Tennis elbow is one of the commonest stress injuries of the arm. It is some sort of tendonitis that at some point affects nearly one-third of all Americans tennis players. However, tennis players are not the only victims, since any activity that involves forceful and repeated muscular contraction of the arm muscles can induce tennis elbow. Working with the tools involved in carpentry, gardening, landscaping, raking leaves, or even tightly gripping a ponderous briefcase are some of the activities that can induce tennis elbow. Baseball, bowling, golf, racket sports such as badminton and shuttlecock, and even playing darts can cause it.
Some of the tennis elbow symptoms and signs are given below. The common symptom is presence of persistent pain on the outside of the upper forearm and just below the elbow joint. Now and then, the pain radiates down the upper arm toward the forearm and wrist. Individuals feel the pain when they extend their wrist. They may also feel it difficult to extend their forearm fully.
The other tennis elbow symptoms include a weak grip and feeling pain when the individuals bump or touch the outside of their elbow. They may feel a painful grip when performing certain activities such as shaking hands or controlling a doorknob. In many cases, the affected individuals may feel pain when bending or lifting the arm or even holding on light objects such as a juice glass or a teacup. The pain often turns worse when it is untreated for weeks or months. Sometimes, in some cases, the individuals may feel pain even while their arm is static.
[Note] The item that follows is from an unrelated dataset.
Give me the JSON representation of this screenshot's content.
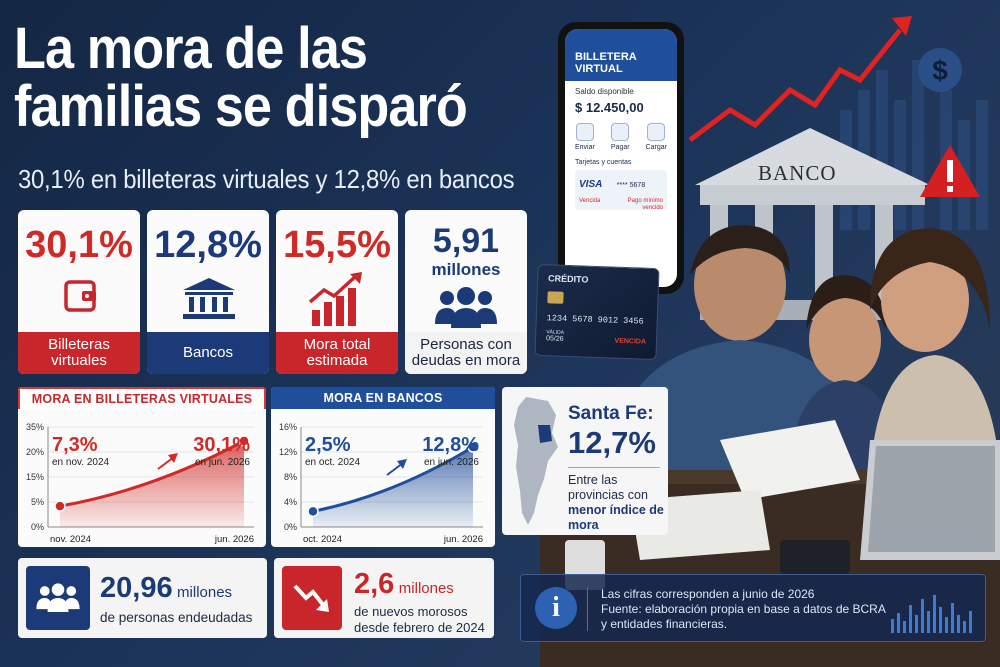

Persistent strain on the forearm muscles, which extend the wrist and fingers, often causes tennis elbow. The activities such as playing golf, tennis, and similar sports and repeated extension or twisting of the wrist while work or when performing hobby activities may strain these muscles. In rare cases, a direct and powerful blow to the elbow can induce tennis elbow. Other causes include a pinched nerve in the cervix, pertained pain from a shoulder complaint, or pressure on the musculospiral nerve in the elbow region. Physicians can easily diagnose tennis elbow symptoms by examining the effected elbow. X-ray may be very helpful in determining the problem.
Treating tennis elbow may consume at least three to six weeks. Taking adequate rest and avoiding over use of elbow during the treatment period would help a lot. The first treatment of tennis elbow includes limiting the extended activities elbow; to achieve this, the physicians use a splint that immobilizes the wrist. Some physiotherapeutic activities and massage help to get rid of the ailment. For some rare cases, the physicians may suggest corticosteroid injections. In case of ineffectiveness of the conservative treatment, physicians may suggest surgery.